I find very appealing the ideas proposed in this paper, specially the connection between the near-horizon dynamics and the xp Hamiltonian. However, I do not
agree with the conclusion, namely that imposing the CPT symmetries yield boundary conditions that discretize the spectrum that then corresponds to the zeros of the Riemann zeta function or the Dirichlet beta function.
Let me explain this statement in detail. The problem is how the discrete symmetry T^+_2 is implemented. The authors say that it leaves the center (U,V)=(0,0) invariant, but using eq. (10) one obtains (0, infinity) under the transformation. I understand that the goal of the authors is to adapt somehow, in the blackhole geometry, the Berry-Keating idea of the Planck cell, but this is not well explained in the manuscript. I suggest the authors to clarify this part. Let me assume for the time being that there are indeed consistent boundary conditions based on CPT. These conditions lead to eq.(14) that the authors arguee is satisfied provided the energy E is the imaginary part of a Riemann zero. It is not clear that this is the case. First of all, the lhs of this equation depends on V while the rhs depends on U. I guess, one has to impose that |UV| = h and then use equations (12) and (13). If so, please do it explictely. But the main problem here is that for a Riemann zero the lhs and rhs of eq.(14) actually vanish, so is not clear that this is an eigenvalue equation.

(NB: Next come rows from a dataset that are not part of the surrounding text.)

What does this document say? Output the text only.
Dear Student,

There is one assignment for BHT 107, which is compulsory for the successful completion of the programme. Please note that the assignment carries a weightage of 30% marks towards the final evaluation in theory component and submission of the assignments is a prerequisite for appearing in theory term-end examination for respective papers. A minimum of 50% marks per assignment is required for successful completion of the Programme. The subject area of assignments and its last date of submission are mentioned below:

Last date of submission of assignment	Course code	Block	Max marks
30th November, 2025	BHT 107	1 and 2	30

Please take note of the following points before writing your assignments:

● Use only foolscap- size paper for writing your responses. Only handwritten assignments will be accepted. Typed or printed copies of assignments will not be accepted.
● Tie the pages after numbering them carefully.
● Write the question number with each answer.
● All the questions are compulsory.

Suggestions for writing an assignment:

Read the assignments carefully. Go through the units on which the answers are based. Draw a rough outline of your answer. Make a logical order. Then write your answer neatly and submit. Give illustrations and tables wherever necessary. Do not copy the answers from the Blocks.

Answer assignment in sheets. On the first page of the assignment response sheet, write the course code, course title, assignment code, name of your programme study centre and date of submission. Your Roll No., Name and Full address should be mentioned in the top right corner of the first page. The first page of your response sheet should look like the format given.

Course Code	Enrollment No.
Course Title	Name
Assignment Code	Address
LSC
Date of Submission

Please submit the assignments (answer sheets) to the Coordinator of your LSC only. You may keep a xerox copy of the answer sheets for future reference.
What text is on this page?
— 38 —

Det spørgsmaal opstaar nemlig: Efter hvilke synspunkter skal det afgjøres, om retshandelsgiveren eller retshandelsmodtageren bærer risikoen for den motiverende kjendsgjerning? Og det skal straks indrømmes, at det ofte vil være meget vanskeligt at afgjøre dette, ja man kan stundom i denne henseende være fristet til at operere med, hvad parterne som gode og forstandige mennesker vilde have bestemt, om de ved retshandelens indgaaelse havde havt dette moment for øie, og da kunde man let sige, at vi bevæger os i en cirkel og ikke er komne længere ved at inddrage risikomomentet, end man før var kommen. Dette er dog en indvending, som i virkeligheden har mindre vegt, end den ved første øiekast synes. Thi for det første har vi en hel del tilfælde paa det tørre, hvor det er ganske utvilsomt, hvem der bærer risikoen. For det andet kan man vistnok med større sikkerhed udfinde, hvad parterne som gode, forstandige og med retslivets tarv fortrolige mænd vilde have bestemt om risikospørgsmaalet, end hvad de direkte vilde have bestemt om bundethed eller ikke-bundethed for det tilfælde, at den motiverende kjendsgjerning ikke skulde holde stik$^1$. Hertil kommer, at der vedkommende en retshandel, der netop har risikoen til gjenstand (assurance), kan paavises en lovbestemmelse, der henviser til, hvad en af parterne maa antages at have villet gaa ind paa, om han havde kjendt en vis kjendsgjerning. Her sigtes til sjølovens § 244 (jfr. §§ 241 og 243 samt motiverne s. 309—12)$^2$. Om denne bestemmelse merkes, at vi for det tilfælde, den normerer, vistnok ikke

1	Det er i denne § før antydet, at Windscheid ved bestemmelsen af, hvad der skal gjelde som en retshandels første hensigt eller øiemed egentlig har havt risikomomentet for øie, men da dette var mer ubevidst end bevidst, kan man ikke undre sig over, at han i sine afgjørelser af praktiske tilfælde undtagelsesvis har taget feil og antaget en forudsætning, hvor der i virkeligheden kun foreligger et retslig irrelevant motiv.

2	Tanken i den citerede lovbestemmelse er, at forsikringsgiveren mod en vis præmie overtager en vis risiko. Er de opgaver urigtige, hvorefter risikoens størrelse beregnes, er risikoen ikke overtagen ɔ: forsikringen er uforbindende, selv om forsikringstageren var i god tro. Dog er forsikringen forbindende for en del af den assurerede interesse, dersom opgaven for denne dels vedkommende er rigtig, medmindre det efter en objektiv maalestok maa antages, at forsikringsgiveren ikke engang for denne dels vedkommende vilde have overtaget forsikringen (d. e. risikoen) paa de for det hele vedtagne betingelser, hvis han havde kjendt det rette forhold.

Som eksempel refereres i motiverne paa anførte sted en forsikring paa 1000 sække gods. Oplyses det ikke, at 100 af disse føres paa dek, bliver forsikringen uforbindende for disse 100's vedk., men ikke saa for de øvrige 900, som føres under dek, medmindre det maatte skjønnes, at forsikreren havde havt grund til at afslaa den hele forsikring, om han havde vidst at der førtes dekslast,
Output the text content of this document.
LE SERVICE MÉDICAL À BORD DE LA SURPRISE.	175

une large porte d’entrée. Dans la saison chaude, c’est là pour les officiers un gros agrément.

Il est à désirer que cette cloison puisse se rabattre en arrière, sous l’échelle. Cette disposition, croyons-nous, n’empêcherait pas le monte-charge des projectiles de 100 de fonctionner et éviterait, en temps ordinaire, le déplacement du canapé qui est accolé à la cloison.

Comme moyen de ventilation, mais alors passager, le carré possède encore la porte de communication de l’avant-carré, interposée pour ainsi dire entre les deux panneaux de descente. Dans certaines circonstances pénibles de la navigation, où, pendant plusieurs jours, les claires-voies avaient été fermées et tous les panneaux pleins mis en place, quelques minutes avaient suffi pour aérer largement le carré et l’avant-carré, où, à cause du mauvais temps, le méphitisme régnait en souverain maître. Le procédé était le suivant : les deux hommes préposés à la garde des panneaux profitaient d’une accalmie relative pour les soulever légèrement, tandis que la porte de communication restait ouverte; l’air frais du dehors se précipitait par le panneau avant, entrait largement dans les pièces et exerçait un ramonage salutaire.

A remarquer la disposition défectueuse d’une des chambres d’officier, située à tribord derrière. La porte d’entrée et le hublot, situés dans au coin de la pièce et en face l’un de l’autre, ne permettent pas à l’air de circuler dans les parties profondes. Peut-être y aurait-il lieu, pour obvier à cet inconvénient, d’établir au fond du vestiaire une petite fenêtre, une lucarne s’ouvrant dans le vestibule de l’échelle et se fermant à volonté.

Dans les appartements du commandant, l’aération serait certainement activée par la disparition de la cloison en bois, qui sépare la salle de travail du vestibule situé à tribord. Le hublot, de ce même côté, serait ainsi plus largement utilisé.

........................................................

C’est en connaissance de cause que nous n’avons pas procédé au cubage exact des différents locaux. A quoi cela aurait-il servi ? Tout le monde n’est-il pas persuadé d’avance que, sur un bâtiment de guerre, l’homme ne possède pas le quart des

Can one write (14) as zeta(1/2 + i E)=0? Something like this also appears in the Berry-Keating paper, where a condition was derived so that the wave function vanishes (see eq.(25) and below of [10}). The vanishing of the lhs and rhs could rather be interpreted, not as bound states, but as missing states along the lines of Connes spectral realization ot the Riemann zeros. If this were the case it would be a very interesting result too.
The paper satisfies the general criteria for publication in this journal, but before acceptance the authors have to answer the questions posed above.
1) After eq.(5) it is said that region II in the Penrose diagram corresponds to U > 0 and V < 0. I think there is V >0.
2) At the top of page 5 it is written:
“Demanding complete conformal invariance on the wavefunctions trivialises them.”
What is meant by that?
3) In page 5 it is given the CPT transformation of the wave function. They should be given both for psi(U) and psi(V) independently since they are conjugate variables.